Da quel momento in poi da parte del Pd erano piovute critiche sul lavoro del sindaco arancione sul fatto che non stesse mantenendo le promesse fatte in campagna elettorale.

L’ultima trovata del Pd è stata lanciare l’idea di un referendum contro De Magistris. Secondo il quotidiano La Stampa pare che in poche ore abbiano firmato già quarantamila napoletani per screditare il lavoro fatto dall’attuale sindaco della città del sole.

Gino Cimmino, segretario provinciale del Pd, sintetizza: “Vogliamo che i napoletani esprimano un giudizio sull’azione amministrativa della giunta De Magistris”.

Articolata invece la nota di Valeria Valente, deputata del Pd, che ha attaccato il sindaco il quale avrebbe reagito alla notizia del referendum con evidente dissenso nei confronti del Pd:

“E’ davvero singolare che anziché rallegrarsi perché una parte dei napoletani ha deciso di far sentire chiara e netta la propria voce su questioni fondamentali per la città, de Magistris si metta ad attaccare le forze politiche, in particolare il Pd e i promotori di questa iniziativa – si legge nella nota della Valente -, che attraverso il referendum hanno scelto di ridare protagonismo ai cittadini e agli elettori su questioni programmatiche centrali per la vita di Napoli e il suo futuro. Attaccare il Pd sulla base della motivazione che ‘a Roma governa con la destra di Berlusconi e a Napoli attacca una giunta di sinistra è pretestuoso e demagogico oltre che non rispondente alla realtà perché si mettono in relazione vicende completamente diverse tra loro e questo – conclude Valente – nel tentativo maldestro di nascondere il nervosismo dovuto all’oggettiva difficoltà vissuta dalla sua amministrazione in questo momento”.

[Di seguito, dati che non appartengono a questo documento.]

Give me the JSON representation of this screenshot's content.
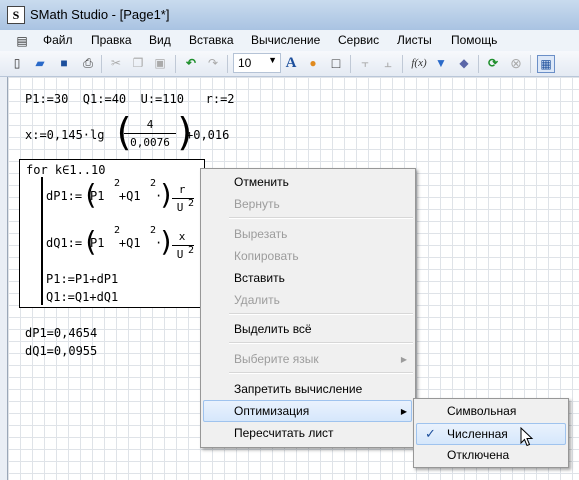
{
  "window": {
    "title": "SMath Studio - [Page1*]",
    "app_icon": "S"
  },
  "menu": [
    "Файл",
    "Правка",
    "Вид",
    "Вставка",
    "Вычисление",
    "Сервис",
    "Листы",
    "Помощь"
  ],
  "toolbar": {
    "font_size": "10",
    "fx": "f(x)"
  },
  "worksheet": {
    "line1": "P1:=30  Q1:=40  U:=110   r:=2",
    "x_left": "x:=0,145·lg",
    "x_num": "4",
    "x_den": "0,0076",
    "x_right": "+0,016",
    "for_head": "for k∈1..10",
    "dP1_left": "dP1:=",
    "dP1_mid": "P1  +Q1  ·",
    "dP1_num": "r",
    "dP1_den": "U",
    "dQ1_left": "dQ1:=",
    "dQ1_num": "x",
    "dQ1_den": "U",
    "exp": "2",
    "p1_update": "P1:=P1+dP1",
    "q1_update": "Q1:=Q1+dQ1",
    "result_dp1": "dP1=0,4654",
    "result_dq1": "dQ1=0,0955"
  },
  "context_menu": {
    "items": [
      {
        "label": "Отменить",
        "enabled": true
      },
      {
        "label": "Вернуть",
        "enabled": false
      },
      {
        "label": "Вырезать",
        "enabled": false
      },
      {
        "label": "Копировать",
        "enabled": false
      },
      {
        "label": "Вставить",
        "enabled": true
      },
      {
        "label": "Удалить",
        "enabled": false
      },
      {
        "label": "Выделить всё",
        "enabled": true
      },
      {
        "label": "Выберите язык",
        "enabled": false
      },
      {
        "label": "Запретить вычисление",
        "enabled": true
      },
      {
        "label": "Оптимизация",
        "enabled": true
      },
      {
        "label": "Пересчитать лист",
        "enabled": true
      }
    ]
  },
  "submenu": {
    "items": [
      {
        "label": "Символьная",
        "checked": false
      },
      {
        "label": "Численная",
        "checked": true
      },
      {
        "label": "Отключена",
        "checked": false
      }
    ],
    "check_mark": "✓"
  }
}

Insomma Pd e sindaco ai ferri corti, ed è ormai diventato evidente a tutti che De Magistris non è più amato come quando è stato eletto, anzi i suoi sostenitori si sono drasticamente ridotti.

Canta fuori dal coro Luisa Bossa, deputata Pd ed ex sindaco di Ercolano che prende le difese del sindaco e spiega: “Ho fatto il sindaco dieci anni in una città come Ercolano, certamente più piccola di Napoli, ma non meno ostica. Lì, sul campo, ho capito quanto e difficile amministrare questi territori. È un compito ai limiti del possibile. È tale il grumo di problemi, è tale l’intreccio di questioni, che metterci le mani — ve lo assicuro — è davvero un rompicapo”. Prima giustifica l’operato di De Magistris poi attacca il proprio partito sulla scelta del referendum. “Trovo debole, per esempio, l’idea del referendum sull’operato del sindaco. In democrazia il referendum sul sindaco si fa ogni cinque anni, quando si vota. De Magistris è a metà del mandato. Chi ascolta la città sa che Napoli è scontenta. Chi la vive, chi la osserva, la vede peggiorata. Tocca a chi ha vinto le elezioni, a chi è al governo, il tentativo di cambiare rotta con umiltà, se ci riesce. Chi è all’opposizione deve farsi trovare pronto, con progetto alternativo e credibile. Quando si voterà, la democrazia presenterà il suo conto“.

La conclusione della vicenda probabilmente si avrà soltanto al termine del suo mandato dal momento che il referendum posto in queste modalità non dovrebbe avere alcuna ripercussione concreta sul mandato del sindaco ma, semmai, è un tentativo estremo per costringere il sindaco alle dimissioni.